Kami berangkat menuju kota Malang dan banyak menjumpai pendaki yang satu tujuan begitu sampai disana. Perjalanan dilanjutkan menuju pasar Tumpang dengan menaiki angkot yang diisi lebih dari 8 orang ditambah dengan keril-keril yang segede kulkas satu pintu. Kami tiba di Pasar Tumpang sekitar pukul 10.00 dan segera beristirahat sejenak menghilangkan lelah. Saya menyeruput teh manis hangat yang dibuatkan oleh seorang Ibu di warung dan kemudian Mbak Nur — penyedia angkutan menuju Ranu Pane – bertanya pada saya dengan logat Jawa yang medok, “arep mangkat saiki apa mengko?”. Lalu saya bertanya pada Yan dan Said apakah mereka mau jalan sekarang atau nanti, mereka berdua pun sepakat untuk melanjutkan perjalanan sekarang dengan alasan biar cepat sampai.
Kami melanjutkan perjalanan menuju Ranu Pane dengan menaiki truk yang disediakan oleh Mbak Nur dan tiba disana pukul 11.30. Saya segera menuju pos pendaftaran untuk mengurus Simaksi, sementara Yan dan Said memesankan makan siang untuk kami bertiga. Selesai makan, kira-kira pukul 13.00 kami mulai trekking dengan stamina yang full dan semangat yang seakan tak pernah padam. Yan dan Said berjalan dengan gagahnya meninggalkan saya bersama pendaki lain yang baru dikenal saat di Ranu Pane. Namun belum jauh dari pintu gerbang Semeru, Yan dan Said berhenti dengan napas yang terengah-engah. Saya menghampirinya dan mereka minta break. Lalu saya bilang, “10 menit lagi nyampe pos 1, breyy”, “serius mas?” tanya Yan dengan mata yang terbelalak. “Seriussss!” jawab saya cepat. Lalu si Yan berjalan sendiri meninggalkan saya dan Said. Melihat hal itu, saya mengajak Said untuk melanjutkan perjalanan. “Ayo breyyy, jalan lagi. Selow aja jalannya, nggak usah buru-buru tapi stabil atur nafas pelan biar nggak cepet capek”. Akhirnya Said pun ikut saya melanjutkan perjalanan. Sepuluh menit berjalan, Said kembali bertanya, “udah 10 menit nih mas, koq masih belum sampe pos 1?” “Itu deket koq, setelah belokan langsung sampe pos 1” jawab saya sambil menunjuk arah belokan di depan.

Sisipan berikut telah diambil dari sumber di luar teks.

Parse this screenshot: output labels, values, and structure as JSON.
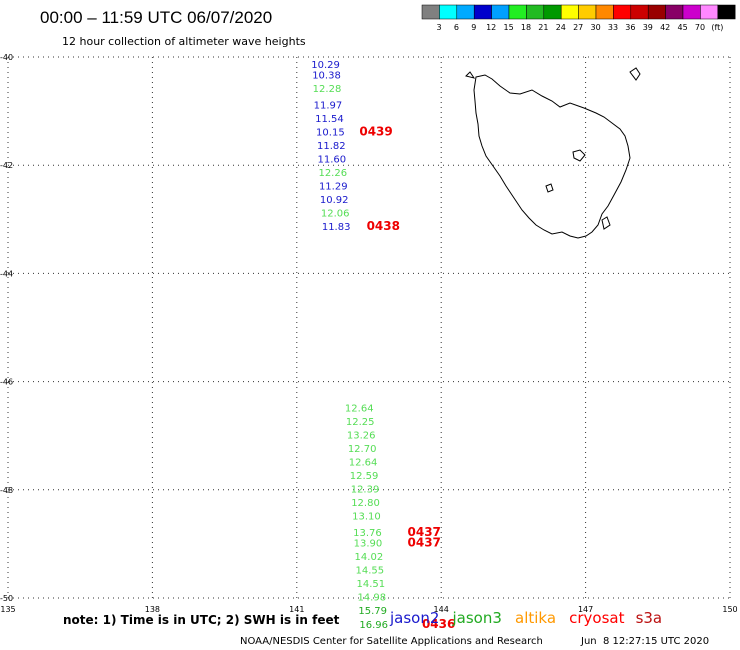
{
  "header": {
    "title": "00:00 – 11:59 UTC 06/07/2020",
    "subtitle": "12 hour collection of altimeter wave heights"
  },
  "legend": {
    "colors": [
      "#808080",
      "#00ffff",
      "#00aaff",
      "#0000cc",
      "#00a0ff",
      "#22ee22",
      "#22bb22",
      "#009900",
      "#ffff00",
      "#ffcc00",
      "#ff8800",
      "#ff0000",
      "#cc0000",
      "#990000",
      "#880066",
      "#cc00cc",
      "#ff88ff",
      "#000000"
    ],
    "labels": [
      "3",
      "6",
      "9",
      "12",
      "15",
      "18",
      "21",
      "24",
      "27",
      "30",
      "33",
      "36",
      "39",
      "42",
      "45",
      "70",
      "(ft)"
    ]
  },
  "axes": {
    "lon_labels": [
      "135",
      "138",
      "141",
      "144",
      "147",
      "150"
    ],
    "lat_labels": [
      "-40",
      "-42",
      "-44",
      "-46",
      "-48",
      "-50"
    ],
    "lon_range": [
      135,
      150
    ],
    "lat_range": [
      -50,
      -40
    ]
  },
  "tracks": [
    {
      "color": "#1a1acc",
      "points": [
        {
          "v": "10.29",
          "c": "#1a1acc",
          "lon": 141.3,
          "lat": -40.2
        },
        {
          "v": "10.38",
          "c": "#1a1acc",
          "lon": 141.32,
          "lat": -40.4
        },
        {
          "v": "12.28",
          "c": "#55dd55",
          "lon": 141.33,
          "lat": -40.65
        },
        {
          "v": "11.97",
          "c": "#1a1acc",
          "lon": 141.35,
          "lat": -40.95
        },
        {
          "v": "11.54",
          "c": "#1a1acc",
          "lon": 141.38,
          "lat": -41.2
        },
        {
          "v": "10.15",
          "c": "#1a1acc",
          "lon": 141.4,
          "lat": -41.45
        },
        {
          "v": "11.82",
          "c": "#1a1acc",
          "lon": 141.42,
          "lat": -41.7
        },
        {
          "v": "11.60",
          "c": "#1a1acc",
          "lon": 141.43,
          "lat": -41.95
        },
        {
          "v": "12.26",
          "c": "#55dd55",
          "lon": 141.45,
          "lat": -42.2
        },
        {
          "v": "11.29",
          "c": "#1a1acc",
          "lon": 141.46,
          "lat": -42.45
        },
        {
          "v": "10.92",
          "c": "#1a1acc",
          "lon": 141.48,
          "lat": -42.7
        },
        {
          "v": "12.06",
          "c": "#55dd55",
          "lon": 141.5,
          "lat": -42.95
        },
        {
          "v": "11.83",
          "c": "#1a1acc",
          "lon": 141.52,
          "lat": -43.2
        }
      ]
    },
    {
      "color": "#55dd55",
      "points": [
        {
          "v": "12.64",
          "c": "#55dd55",
          "lon": 142.0,
          "lat": -46.55
        },
        {
          "v": "12.25",
          "c": "#55dd55",
          "lon": 142.02,
          "lat": -46.8
        },
        {
          "v": "13.26",
          "c": "#55dd55",
          "lon": 142.04,
          "lat": -47.05
        },
        {
          "v": "12.70",
          "c": "#55dd55",
          "lon": 142.06,
          "lat": -47.3
        },
        {
          "v": "12.64",
          "c": "#55dd55",
          "lon": 142.08,
          "lat": -47.55
        },
        {
          "v": "12.59",
          "c": "#55dd55",
          "lon": 142.1,
          "lat": -47.8
        },
        {
          "v": "12.39",
          "c": "#55dd55",
          "lon": 142.12,
          "lat": -48.05
        },
        {
          "v": "12.80",
          "c": "#55dd55",
          "lon": 142.13,
          "lat": -48.3
        },
        {
          "v": "13.10",
          "c": "#55dd55",
          "lon": 142.15,
          "lat": -48.55
        },
        {
          "v": "13.76",
          "c": "#55dd55",
          "lon": 142.17,
          "lat": -48.85
        },
        {
          "v": "13.90",
          "c": "#55dd55",
          "lon": 142.18,
          "lat": -49.05
        },
        {
          "v": "14.02",
          "c": "#55dd55",
          "lon": 142.2,
          "lat": -49.3
        },
        {
          "v": "14.55",
          "c": "#55dd55",
          "lon": 142.22,
          "lat": -49.55
        },
        {
          "v": "14.51",
          "c": "#55dd55",
          "lon": 142.24,
          "lat": -49.8
        },
        {
          "v": "14.98",
          "c": "#55dd55",
          "lon": 142.26,
          "lat": -50.05
        },
        {
          "v": "15.79",
          "c": "#22aa22",
          "lon": 142.28,
          "lat": -50.3
        },
        {
          "v": "16.96",
          "c": "#22aa22",
          "lon": 142.3,
          "lat": -50.55
        }
      ]
    }
  ],
  "pass_labels": [
    {
      "text": "0439",
      "lon": 142.3,
      "lat": -41.45
    },
    {
      "text": "0438",
      "lon": 142.45,
      "lat": -43.2
    },
    {
      "text": "0437",
      "lon": 143.3,
      "lat": -48.85
    },
    {
      "text": "0437",
      "lon": 143.3,
      "lat": -49.05
    },
    {
      "text": "0436",
      "lon": 143.6,
      "lat": -50.55
    }
  ],
  "footer": {
    "note": "note: 1) Time is in UTC; 2) SWH is in feet",
    "satellites": [
      {
        "name": "jason2",
        "color": "#1a1acc"
      },
      {
        "name": "jason3",
        "color": "#22aa22"
      },
      {
        "name": "altika",
        "color": "#ff9900"
      },
      {
        "name": "cryosat",
        "color": "#ff0000"
      },
      {
        "name": "s3a",
        "color": "#bb1111"
      }
    ],
    "credit": "NOAA/NESDIS Center for Satellite Applications and Research",
    "timestamp": "Jun  8 12:27:15 UTC 2020"
  }
}
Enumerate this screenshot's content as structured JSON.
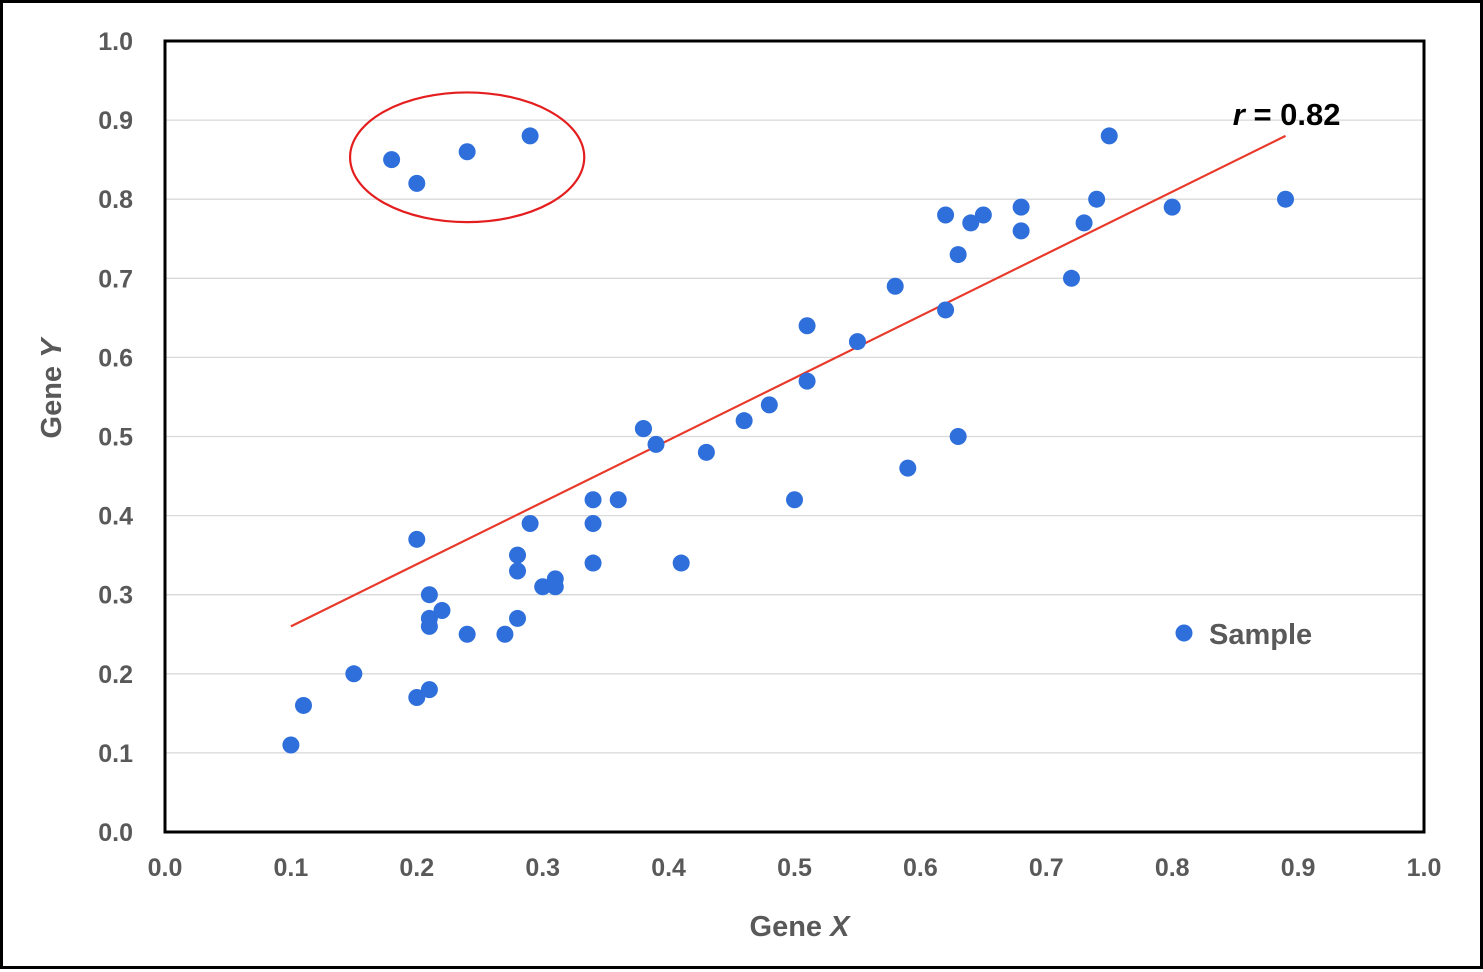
{
  "chart_data": {
    "type": "scatter",
    "xlabel": {
      "prefix": "Gene ",
      "variable": "X"
    },
    "ylabel": {
      "prefix": "Gene ",
      "variable": "Y"
    },
    "xlim": [
      0.0,
      1.0
    ],
    "ylim": [
      0.0,
      1.0
    ],
    "x_ticks": [
      "0.0",
      "0.1",
      "0.2",
      "0.3",
      "0.4",
      "0.5",
      "0.6",
      "0.7",
      "0.8",
      "0.9",
      "1.0"
    ],
    "y_ticks": [
      "0.0",
      "0.1",
      "0.2",
      "0.3",
      "0.4",
      "0.5",
      "0.6",
      "0.7",
      "0.8",
      "0.9",
      "1.0"
    ],
    "grid": "horizontal",
    "legend": {
      "position": "bottom-right",
      "entries": [
        "Sample"
      ]
    },
    "series": [
      {
        "name": "Sample",
        "color": "#2E6FDB",
        "points": [
          [
            0.1,
            0.11
          ],
          [
            0.11,
            0.16
          ],
          [
            0.15,
            0.2
          ],
          [
            0.18,
            0.85
          ],
          [
            0.2,
            0.17
          ],
          [
            0.2,
            0.82
          ],
          [
            0.2,
            0.37
          ],
          [
            0.21,
            0.27
          ],
          [
            0.21,
            0.26
          ],
          [
            0.21,
            0.18
          ],
          [
            0.21,
            0.3
          ],
          [
            0.22,
            0.28
          ],
          [
            0.24,
            0.25
          ],
          [
            0.24,
            0.86
          ],
          [
            0.27,
            0.25
          ],
          [
            0.28,
            0.33
          ],
          [
            0.28,
            0.27
          ],
          [
            0.28,
            0.35
          ],
          [
            0.29,
            0.39
          ],
          [
            0.29,
            0.88
          ],
          [
            0.3,
            0.31
          ],
          [
            0.31,
            0.32
          ],
          [
            0.31,
            0.31
          ],
          [
            0.34,
            0.34
          ],
          [
            0.34,
            0.42
          ],
          [
            0.34,
            0.39
          ],
          [
            0.36,
            0.42
          ],
          [
            0.38,
            0.51
          ],
          [
            0.38,
            0.51
          ],
          [
            0.39,
            0.49
          ],
          [
            0.41,
            0.34
          ],
          [
            0.43,
            0.48
          ],
          [
            0.46,
            0.52
          ],
          [
            0.48,
            0.54
          ],
          [
            0.5,
            0.42
          ],
          [
            0.51,
            0.64
          ],
          [
            0.51,
            0.57
          ],
          [
            0.55,
            0.62
          ],
          [
            0.58,
            0.69
          ],
          [
            0.59,
            0.46
          ],
          [
            0.62,
            0.78
          ],
          [
            0.62,
            0.66
          ],
          [
            0.63,
            0.5
          ],
          [
            0.63,
            0.73
          ],
          [
            0.64,
            0.77
          ],
          [
            0.65,
            0.78
          ],
          [
            0.68,
            0.79
          ],
          [
            0.68,
            0.76
          ],
          [
            0.72,
            0.7
          ],
          [
            0.73,
            0.77
          ],
          [
            0.74,
            0.8
          ],
          [
            0.75,
            0.88
          ],
          [
            0.8,
            0.79
          ],
          [
            0.89,
            0.8
          ]
        ]
      }
    ],
    "trendline": {
      "color": "#E8392A",
      "x": [
        0.1,
        0.89
      ],
      "y": [
        0.26,
        0.88
      ]
    },
    "annotations": [
      {
        "type": "text",
        "variable": "r",
        "rest": " = 0.82",
        "x": 0.89,
        "y": 0.91
      },
      {
        "type": "ellipse",
        "color": "#E41E1E",
        "cx": 0.24,
        "cy": 0.853,
        "rx": 0.093,
        "ry": 0.082
      }
    ]
  }
}
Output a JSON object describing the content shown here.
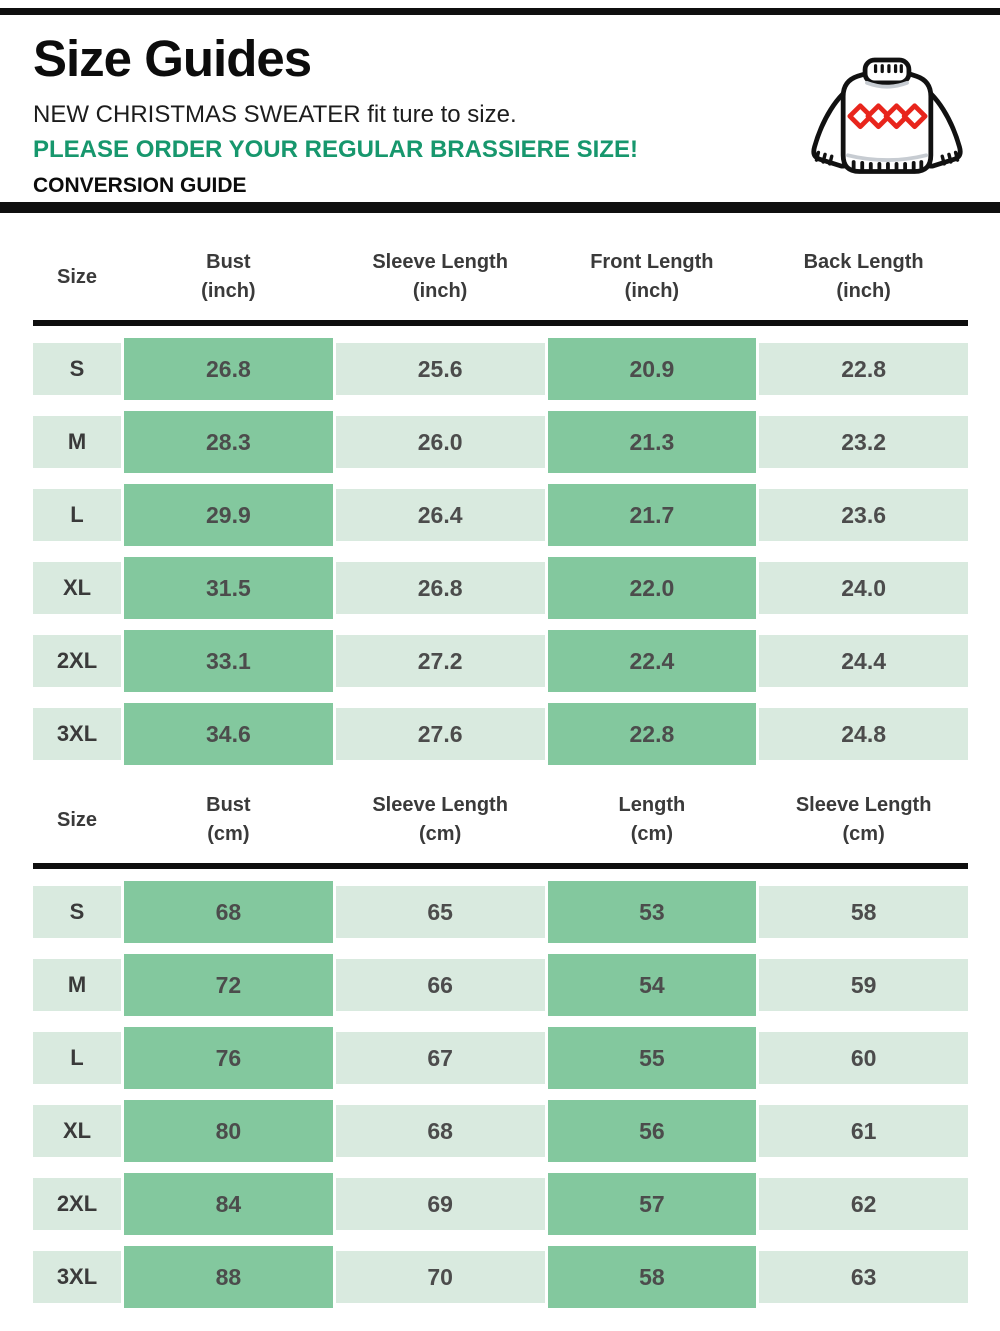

Begitu tiba di pos 1, saya menjumpai Yan sedang duduk sambil memejamkan mata dan Said segera duduk ngelempengin kaki di jalur trekking sehingga saya langsung menyuruh Said untuk duduk di pinggir supaya tidak menghalangi orang lewat. Saya sendiri langsung menghampiri pendaki sepuh yang sedang beristirahat, menghisap sebatang rokok sambil bercengkrama dengan meraka. Sekitar 30 menit saya beristirahat, lalu saya pamit pada pendaki lain untuk melanjutkan perjalanan. Lima belas menit berjalan, Said menyerah dan minta kembali ke basecamp Ranu Pane. Saya berusaha membujuk dan merayu Said untuk melanjutkan perjalanan, “pelan-pelan aja breeyyy jalannya, yang penting sampe ke Ranu Kumbolo, mau jam berapa pun kita sampai sana nggak jadi malasah”. Said pun kembali melangkahkan kakinya dan si Yan sudah jauh meninggalkan kami. Begitu sampai di pos 2, saya tidak melihat Yan, sepertinya ia sudah melanjutkan perjalanan menuju pos 3. Saya mengajak Said untuk memasak makanan guna memulihkan staminanya kembali. Selesai makan, perjalanan kami lanjutkan kembali. Di pertengahan perjalanan menuju pos 3, saya melihat muka Said mulai pucat dan badannya mulai drop. Dia pun nggak mau melanjutkan perjalanan, akhirnya saya memutuskan untuk kembali beristirahat kurang lebih 30 menit. Selesai beristirahat, kami melanjutkan perjalanan. Baru sekitar 100 meter berjalan, Said kembali mengeluh, “kapok mas, turun aja yuk mas balik ke basecamp” “lah, tapi kan si Yan udah di pos 3 nungguin kita, ayo tanggung bentar lagi sampe” timpal saya. Tak lama kemudian, Yan menjumpai kami di bawah dan membujuk Said untuk melanjutkan perjalanan dengan kompensasi kerilnya dibawain sama Yan.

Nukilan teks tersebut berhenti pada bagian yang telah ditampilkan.